La fiesta era la eternidad; la ausencia, otro (re)nacimiento. En el segundo mismo de su muerte, comenzó su resurrección, su multiplicación. El fantasma del poeta que mejor entendió los misterios de una Cuba desarraigada y raigal, improvisada y profunda, vuela libre entre los espejos de la gran literatura. Destella equívocos. Los que tuvimos la dicha de conocerlo, y adorarlo, nos fuimos robando una a una sus muchas imágenes posibles. Las secuestramos. En este caso, quiero pensar por consuelo, el saqueo es homenaje. Esa dispersión de sus reflejos debe ser una broma que Lezama ideó risa a risa desde su diminuto claustro habanero, como un duende travieso que decide dejarnos en herencia una enorme confusión. La confusión puede ser un camino hacia la claridad o la transparencia. Los extremistas políticos hoy se disputan su reclutamiento y tiran de su cuerpo hacia la izquierda o hacia la derecha, con idéntico desparpajo. Para unos fue una víctima; para otros, un héroe. Un perseguido o un adelantado. Un ermitaño o un maestro. Un poeta oscuro, un hombre lúcido. Un demonio bueno. Un demonio malo. ¿Paradiso o Infierno? ¡Mío! ¿Tuyo? No: nuestro. Quizás la verdad más cercana a la verdad sea la suma de todos esos malentendidos. Una vez le preguntaron qué era lo que más admiraba en un escritor: "Que maneje fuerzas que lo arrebaten, que parezcan que van a destruirlo.
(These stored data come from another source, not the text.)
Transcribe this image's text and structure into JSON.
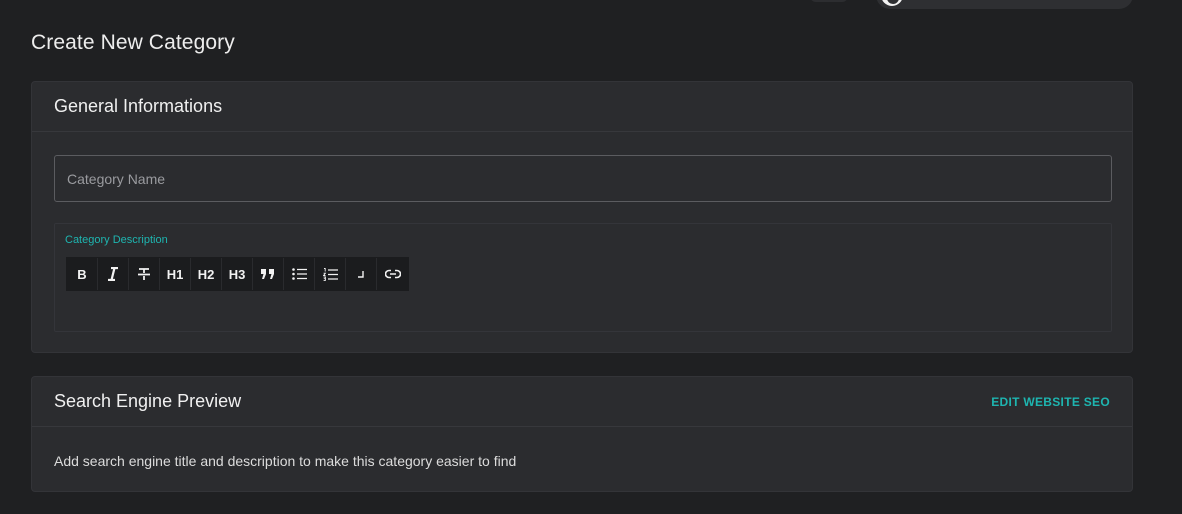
{
  "page": {
    "title": "Create New Category"
  },
  "general_card": {
    "title": "General Informations",
    "name_input": {
      "placeholder": "Category Name",
      "value": ""
    },
    "description_editor": {
      "label": "Category Description",
      "toolbar": [
        {
          "id": "bold",
          "icon": "bold-icon",
          "label": "B"
        },
        {
          "id": "italic",
          "icon": "italic-icon",
          "label": "I"
        },
        {
          "id": "strike",
          "icon": "strikethrough-icon",
          "label": ""
        },
        {
          "id": "h1",
          "icon": "heading-1-icon",
          "label": "H1"
        },
        {
          "id": "h2",
          "icon": "heading-2-icon",
          "label": "H2"
        },
        {
          "id": "h3",
          "icon": "heading-3-icon",
          "label": "H3"
        },
        {
          "id": "quote",
          "icon": "blockquote-icon",
          "label": ""
        },
        {
          "id": "bullet",
          "icon": "bullet-list-icon",
          "label": ""
        },
        {
          "id": "ordered",
          "icon": "ordered-list-icon",
          "label": ""
        },
        {
          "id": "break",
          "icon": "line-break-icon",
          "label": ""
        },
        {
          "id": "link",
          "icon": "link-icon",
          "label": ""
        }
      ],
      "content": ""
    }
  },
  "seo_card": {
    "title": "Search Engine Preview",
    "edit_link": "EDIT WEBSITE SEO",
    "body": "Add search engine title and description to make this category easier to find"
  },
  "colors": {
    "background": "#1f2022",
    "card": "#2b2c2f",
    "accent": "#1eb5b0"
  }
}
Que se apodere de ese reto y disuelva la resistencia", dijo Lezama: "Que destruya el lenguaje y que cree el lenguaje. Que durante el día no tenga pasado y por la noche sea milenario. Que le guste la granada, que nunca ha probado, y que le guste la guayaba que prueba todos los días. Que se acerque a las cosas por apetito y que se aleje por repugnancia". Tal vez ése sea su mejor retrato.
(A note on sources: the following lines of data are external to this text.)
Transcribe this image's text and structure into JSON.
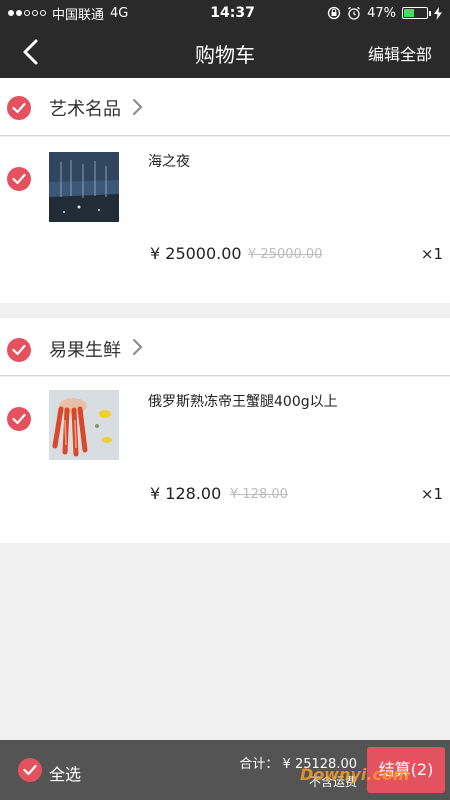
{
  "status_bar": {
    "carrier": "中国联通",
    "network": "4G",
    "time": "14:37",
    "battery_percent": "47%",
    "battery_level": 0.47
  },
  "nav": {
    "back_icon": "chevron-left-icon",
    "title": "购物车",
    "edit_label": "编辑全部"
  },
  "stores": [
    {
      "name": "艺术名品",
      "checked": true,
      "items": [
        {
          "title": "海之夜",
          "price": "¥ 25000.00",
          "original_price": "¥ 25000.00",
          "quantity": "×1",
          "checked": true
        }
      ]
    },
    {
      "name": "易果生鲜",
      "checked": true,
      "items": [
        {
          "title": "俄罗斯熟冻帝王蟹腿400g以上",
          "price": "¥ 128.00",
          "original_price": "¥ 128.00",
          "quantity": "×1",
          "checked": true
        }
      ]
    }
  ],
  "footer": {
    "select_all_label": "全选",
    "total": "合计： ¥ 25128.00",
    "shipping_note": "不含运费",
    "checkout_label": "结算(2)"
  },
  "colors": {
    "accent": "#e5525f",
    "topbar": "#2a2a2a",
    "bottombar": "#545454"
  },
  "watermark": "Downyi.com"
}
La poesía como principio y fin

El escritor José Lezama Lima (Campamento de Columbia, La Habana, 1910-La Habana, 1976) estudió Derecho en la capital cubana, donde participó en las manifestaciones contra el régimen machadista. Dirigió el departamento de Literatura del Consejo Nacional tras la Revolución castrista. Poeta, ensayista y novelista, fundó la revista Verbum (1937) y estuvo al frente de Orígenes. Su obra poética se inició con Muerte de Narciso (1937) en la que mostraba una gran originalidad metafórica, aunque fue Enemigo rumor (1941) la obra que más influyó en la sensibilidad cubana. Sus novelas Paradiso y Oppiano Licario muestran el universo barroco del autor y la brillantez de su escritura.